Nos analyses nous ont amené à formuler l’hypothèse d’un appariement métaphorique, c’est à dire d’un rapprochement en termes d’équivalence, entre les deux constituants entourant le verbe « être » que sont « porche éventré » et « mémoire » dans un premier temps, puis entre « porche éventré » et « révolte », introduit dans la représentation à partir du titre. Selon cette perspective, la lecture métaphorique invite le lecteur à rapprocher entre eux les sémèmes des deux GN

« porche éventré » et « révolte ». Dans le chapitre précédent, nous avons vu qu’il pouvait en résulter une concomitance entre deux sèmes incompatibles : par exemple /abstrait/ pour « révolte » et /concret/ pour « porche éventré ». Selon le modèle de l’évocation de Dominicy, cette incompatibilité serait susceptible de rendre inanalysable le concept complexe résultant du couplage des sémèmes des deux GN. Mais dans quelle mesure ces phénomènes plaident-ils pour un modèle distribué et une attention polyphonique, au sens de Schaeffer, en régime poétique ?

Si l’on revient à notre énoncé, on peut d'abord faire l’hypothèse qu’un traitement standard produira en sortie des contenus propositionnels analysés du type « La mémoire de sa révolte et un porche éventré sont équivalents ». Mais, comme nous l’avons vu, l’affirmation de cette équivalence générera des effets de sens inanalysables, qui pourront faire l’objet d’un processus second, évocatif, au sens de Dominicy. On retrouve bien l’hypothèse de traitements parallèles. Ici cependant, et à la différence de la rime ou même des conflits d’incidence syntaxique, le phénomène est strictement sémantique et ne relève pas en son principe de la chaîne segmentale. Mais comme pour l’analyse des phénomènes de conflits d’incidence, si l’on cherche à qualifier les phénomènes poétiques à l’aune de la notion de polyphonie et décrire les interactions qui en découlent, on retrouve la nécessité de clarifier le statut de l’information en sortie.

A nouveau, Schaeffer peut nous mettre sur la voie lorsqu’il décrit l’information en sortie du processus sériel en termes de fixation de croyance(s) :

(...) notre esprit se met en mode de traitement sériel essentiellement lorsqu’il veut aboutir le plus rapidement possible à la fixation d’une croyance, et donc lorsqu’il privilégie la sélectivité des traits pris en compte et la montée rapide vers des niveaux d’interprétations élevés.

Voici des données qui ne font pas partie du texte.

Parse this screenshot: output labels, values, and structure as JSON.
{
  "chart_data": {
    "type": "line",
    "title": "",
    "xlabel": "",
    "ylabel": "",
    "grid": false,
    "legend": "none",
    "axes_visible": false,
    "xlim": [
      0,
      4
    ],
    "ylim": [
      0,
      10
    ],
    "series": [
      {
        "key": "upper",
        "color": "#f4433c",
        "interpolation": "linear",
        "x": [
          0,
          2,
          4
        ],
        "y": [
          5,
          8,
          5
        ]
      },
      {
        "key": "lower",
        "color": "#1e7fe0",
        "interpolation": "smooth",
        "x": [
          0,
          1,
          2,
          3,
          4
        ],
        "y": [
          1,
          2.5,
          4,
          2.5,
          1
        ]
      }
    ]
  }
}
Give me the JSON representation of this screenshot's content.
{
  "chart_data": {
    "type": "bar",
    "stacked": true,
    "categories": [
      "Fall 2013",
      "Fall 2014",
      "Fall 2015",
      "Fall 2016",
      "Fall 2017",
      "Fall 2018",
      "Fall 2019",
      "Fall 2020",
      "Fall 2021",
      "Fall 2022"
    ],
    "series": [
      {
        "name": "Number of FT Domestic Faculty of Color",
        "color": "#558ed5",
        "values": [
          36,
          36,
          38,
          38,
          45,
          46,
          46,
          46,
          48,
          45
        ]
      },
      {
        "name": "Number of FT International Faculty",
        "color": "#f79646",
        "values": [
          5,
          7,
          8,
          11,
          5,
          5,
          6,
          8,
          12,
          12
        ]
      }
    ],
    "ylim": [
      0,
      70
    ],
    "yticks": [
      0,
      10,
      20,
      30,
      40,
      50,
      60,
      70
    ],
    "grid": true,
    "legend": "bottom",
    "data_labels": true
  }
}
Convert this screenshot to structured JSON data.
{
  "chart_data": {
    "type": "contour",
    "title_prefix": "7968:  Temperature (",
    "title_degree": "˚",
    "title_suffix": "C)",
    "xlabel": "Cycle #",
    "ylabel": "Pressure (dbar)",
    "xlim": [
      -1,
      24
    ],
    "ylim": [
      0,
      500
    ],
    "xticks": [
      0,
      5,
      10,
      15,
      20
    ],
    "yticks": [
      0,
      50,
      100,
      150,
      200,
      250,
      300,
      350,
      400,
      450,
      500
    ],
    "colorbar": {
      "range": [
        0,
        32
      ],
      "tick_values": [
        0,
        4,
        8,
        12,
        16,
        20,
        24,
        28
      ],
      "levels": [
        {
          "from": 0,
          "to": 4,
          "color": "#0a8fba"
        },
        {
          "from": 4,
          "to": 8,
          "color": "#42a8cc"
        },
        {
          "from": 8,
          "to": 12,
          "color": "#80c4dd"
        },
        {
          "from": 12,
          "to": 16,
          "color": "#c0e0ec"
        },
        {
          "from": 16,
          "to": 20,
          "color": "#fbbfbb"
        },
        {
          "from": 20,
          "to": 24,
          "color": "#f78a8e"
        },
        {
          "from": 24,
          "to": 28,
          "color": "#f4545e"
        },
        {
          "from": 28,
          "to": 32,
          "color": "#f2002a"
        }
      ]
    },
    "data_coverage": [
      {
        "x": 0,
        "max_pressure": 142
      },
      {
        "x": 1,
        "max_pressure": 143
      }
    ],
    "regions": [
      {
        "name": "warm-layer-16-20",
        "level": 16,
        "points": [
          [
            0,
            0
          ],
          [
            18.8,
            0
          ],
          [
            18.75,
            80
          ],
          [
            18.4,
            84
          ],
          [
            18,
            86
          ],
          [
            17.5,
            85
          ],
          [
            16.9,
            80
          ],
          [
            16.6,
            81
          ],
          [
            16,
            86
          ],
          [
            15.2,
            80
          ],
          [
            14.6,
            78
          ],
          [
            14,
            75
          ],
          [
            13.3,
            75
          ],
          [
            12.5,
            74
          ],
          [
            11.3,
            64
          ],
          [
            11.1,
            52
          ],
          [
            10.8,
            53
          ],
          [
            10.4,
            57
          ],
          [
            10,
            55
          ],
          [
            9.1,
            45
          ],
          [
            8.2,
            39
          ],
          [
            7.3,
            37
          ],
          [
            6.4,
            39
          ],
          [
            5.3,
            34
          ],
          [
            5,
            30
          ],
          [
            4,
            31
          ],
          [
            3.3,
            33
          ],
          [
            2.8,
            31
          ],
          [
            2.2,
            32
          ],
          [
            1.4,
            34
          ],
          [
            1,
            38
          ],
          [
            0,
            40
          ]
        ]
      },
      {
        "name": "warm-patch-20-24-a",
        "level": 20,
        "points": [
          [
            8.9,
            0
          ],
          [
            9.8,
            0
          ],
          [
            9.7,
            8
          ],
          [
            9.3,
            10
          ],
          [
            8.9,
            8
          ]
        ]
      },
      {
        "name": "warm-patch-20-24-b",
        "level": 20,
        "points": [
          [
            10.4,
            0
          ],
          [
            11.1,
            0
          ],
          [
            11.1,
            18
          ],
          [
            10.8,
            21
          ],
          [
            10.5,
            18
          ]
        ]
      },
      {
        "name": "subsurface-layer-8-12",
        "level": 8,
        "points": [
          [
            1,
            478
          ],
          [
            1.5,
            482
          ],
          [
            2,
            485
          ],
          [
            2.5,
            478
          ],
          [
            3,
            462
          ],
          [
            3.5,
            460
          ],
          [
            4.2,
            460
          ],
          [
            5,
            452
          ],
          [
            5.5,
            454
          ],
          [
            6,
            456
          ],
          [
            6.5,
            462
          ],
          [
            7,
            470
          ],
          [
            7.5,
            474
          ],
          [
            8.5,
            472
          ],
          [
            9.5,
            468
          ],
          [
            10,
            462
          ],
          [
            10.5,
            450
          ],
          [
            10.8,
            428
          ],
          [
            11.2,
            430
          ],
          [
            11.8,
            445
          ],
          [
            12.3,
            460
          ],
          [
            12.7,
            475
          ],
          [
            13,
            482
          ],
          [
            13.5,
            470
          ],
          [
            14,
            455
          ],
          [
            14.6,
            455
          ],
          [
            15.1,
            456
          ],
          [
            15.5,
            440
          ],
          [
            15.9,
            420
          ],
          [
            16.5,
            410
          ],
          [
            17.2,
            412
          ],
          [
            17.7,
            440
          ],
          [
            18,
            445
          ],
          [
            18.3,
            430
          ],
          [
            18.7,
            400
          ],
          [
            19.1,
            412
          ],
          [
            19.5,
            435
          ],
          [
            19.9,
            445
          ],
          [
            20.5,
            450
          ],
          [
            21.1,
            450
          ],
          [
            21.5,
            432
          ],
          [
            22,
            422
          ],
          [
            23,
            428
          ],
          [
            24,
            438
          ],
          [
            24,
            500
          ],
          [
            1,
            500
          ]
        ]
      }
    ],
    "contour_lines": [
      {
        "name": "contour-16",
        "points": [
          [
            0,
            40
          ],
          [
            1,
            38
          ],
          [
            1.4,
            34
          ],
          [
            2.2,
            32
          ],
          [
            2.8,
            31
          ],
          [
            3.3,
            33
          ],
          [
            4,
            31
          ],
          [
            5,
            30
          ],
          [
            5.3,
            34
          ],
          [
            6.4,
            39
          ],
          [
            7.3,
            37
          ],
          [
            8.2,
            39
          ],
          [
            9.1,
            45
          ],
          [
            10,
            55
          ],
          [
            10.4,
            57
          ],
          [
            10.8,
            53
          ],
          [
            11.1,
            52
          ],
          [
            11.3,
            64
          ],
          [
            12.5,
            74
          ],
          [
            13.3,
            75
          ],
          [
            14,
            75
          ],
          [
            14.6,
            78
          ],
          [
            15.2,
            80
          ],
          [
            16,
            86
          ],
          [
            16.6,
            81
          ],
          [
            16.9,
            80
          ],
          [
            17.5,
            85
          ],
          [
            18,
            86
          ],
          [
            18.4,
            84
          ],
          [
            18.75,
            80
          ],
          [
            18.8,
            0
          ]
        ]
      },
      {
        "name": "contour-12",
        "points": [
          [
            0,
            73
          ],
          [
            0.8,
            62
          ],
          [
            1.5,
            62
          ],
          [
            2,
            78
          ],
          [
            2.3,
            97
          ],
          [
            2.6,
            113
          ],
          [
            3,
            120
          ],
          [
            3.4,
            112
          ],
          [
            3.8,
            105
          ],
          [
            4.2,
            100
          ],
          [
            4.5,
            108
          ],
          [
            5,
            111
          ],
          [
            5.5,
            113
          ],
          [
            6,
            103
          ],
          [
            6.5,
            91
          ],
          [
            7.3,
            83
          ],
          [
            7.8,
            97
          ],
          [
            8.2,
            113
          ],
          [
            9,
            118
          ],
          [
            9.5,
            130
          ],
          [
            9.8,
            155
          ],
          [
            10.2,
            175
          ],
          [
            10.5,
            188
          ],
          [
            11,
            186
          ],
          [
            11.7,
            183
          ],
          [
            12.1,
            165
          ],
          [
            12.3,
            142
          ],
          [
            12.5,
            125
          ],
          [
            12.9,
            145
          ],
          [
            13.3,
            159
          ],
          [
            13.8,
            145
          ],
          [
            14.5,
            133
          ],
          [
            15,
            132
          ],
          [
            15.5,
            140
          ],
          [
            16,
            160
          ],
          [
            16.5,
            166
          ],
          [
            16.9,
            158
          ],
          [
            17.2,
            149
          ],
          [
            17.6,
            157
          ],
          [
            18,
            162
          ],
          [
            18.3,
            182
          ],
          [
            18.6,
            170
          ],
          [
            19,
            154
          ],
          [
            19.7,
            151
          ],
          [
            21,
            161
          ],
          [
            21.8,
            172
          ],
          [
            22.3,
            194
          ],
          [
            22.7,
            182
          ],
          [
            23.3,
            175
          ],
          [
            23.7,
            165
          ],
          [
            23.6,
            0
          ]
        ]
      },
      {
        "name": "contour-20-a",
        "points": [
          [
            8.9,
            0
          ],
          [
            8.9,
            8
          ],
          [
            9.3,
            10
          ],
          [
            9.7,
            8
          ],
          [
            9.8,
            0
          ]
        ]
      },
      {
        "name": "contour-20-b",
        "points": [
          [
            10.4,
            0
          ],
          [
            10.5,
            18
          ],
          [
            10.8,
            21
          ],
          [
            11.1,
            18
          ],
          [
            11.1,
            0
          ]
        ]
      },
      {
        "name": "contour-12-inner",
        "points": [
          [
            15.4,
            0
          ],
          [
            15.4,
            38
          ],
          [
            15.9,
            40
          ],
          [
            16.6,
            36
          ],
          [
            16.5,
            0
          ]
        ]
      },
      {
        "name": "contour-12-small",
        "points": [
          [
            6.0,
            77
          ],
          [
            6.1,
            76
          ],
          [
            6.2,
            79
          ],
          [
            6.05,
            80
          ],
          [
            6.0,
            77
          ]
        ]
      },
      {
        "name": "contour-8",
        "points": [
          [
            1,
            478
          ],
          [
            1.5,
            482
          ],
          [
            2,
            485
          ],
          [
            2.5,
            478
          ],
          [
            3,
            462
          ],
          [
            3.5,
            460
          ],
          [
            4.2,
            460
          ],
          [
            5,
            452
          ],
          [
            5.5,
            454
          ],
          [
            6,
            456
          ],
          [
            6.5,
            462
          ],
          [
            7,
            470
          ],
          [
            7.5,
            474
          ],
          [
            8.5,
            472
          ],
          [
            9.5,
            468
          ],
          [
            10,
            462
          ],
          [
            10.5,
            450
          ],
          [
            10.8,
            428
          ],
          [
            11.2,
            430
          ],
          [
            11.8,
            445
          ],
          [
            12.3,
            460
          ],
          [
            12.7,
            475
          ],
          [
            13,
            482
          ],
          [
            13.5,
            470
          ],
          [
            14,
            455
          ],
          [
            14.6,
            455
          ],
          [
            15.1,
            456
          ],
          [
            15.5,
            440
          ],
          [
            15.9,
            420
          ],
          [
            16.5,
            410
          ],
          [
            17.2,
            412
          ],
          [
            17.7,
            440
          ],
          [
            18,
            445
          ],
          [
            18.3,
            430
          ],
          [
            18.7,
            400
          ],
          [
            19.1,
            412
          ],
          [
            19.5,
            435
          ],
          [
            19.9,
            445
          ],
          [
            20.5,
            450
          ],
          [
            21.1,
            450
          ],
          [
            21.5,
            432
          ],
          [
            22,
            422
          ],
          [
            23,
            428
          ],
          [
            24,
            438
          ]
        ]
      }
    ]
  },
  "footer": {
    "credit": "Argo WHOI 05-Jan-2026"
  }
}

A l’inverse le mode de traitement parallèle est privilégié chaque fois que la richesse contextuelle et les connexions horizontales entre informations acquièrent plus d’importance, comme dans l’attention esthétique. (Schaeffer 2015 : 70)

Si l’on suit Schaeffer, les croyances formeraient donc le but ultime du traitement standard (ou sériel) :

Il faut rappeler qu’en général le traitement attentionnel répond à des tâches assignées, par exemple la fixation d’une nouvelle croyance. Dès lors que le but aura été atteint, l’attention se détournera de l’objet traité. (...) Dans la relation esthétique en revanche, l’activité cognitive ne vise pas à la fixation de croyance (...) (Ibid. : 91)

Un modèle possible compatible avec notre recherche pourra donc posséder les propriétés suivantes : (1) être compatible avec un principe général de traitement sériel, et permettre d’envisager des traitements parallèles ; (2) produire en sortie des représentations mentales comme les croyances, les désirs ou les intentions, et laisser la possibilité de produire des effets de sens non corrélés à des croyances, désirs ou intentions. Un modèle qui possède ces propriétés est la version fonctionnelle de la théorie des actes de langage proposée par Kissine.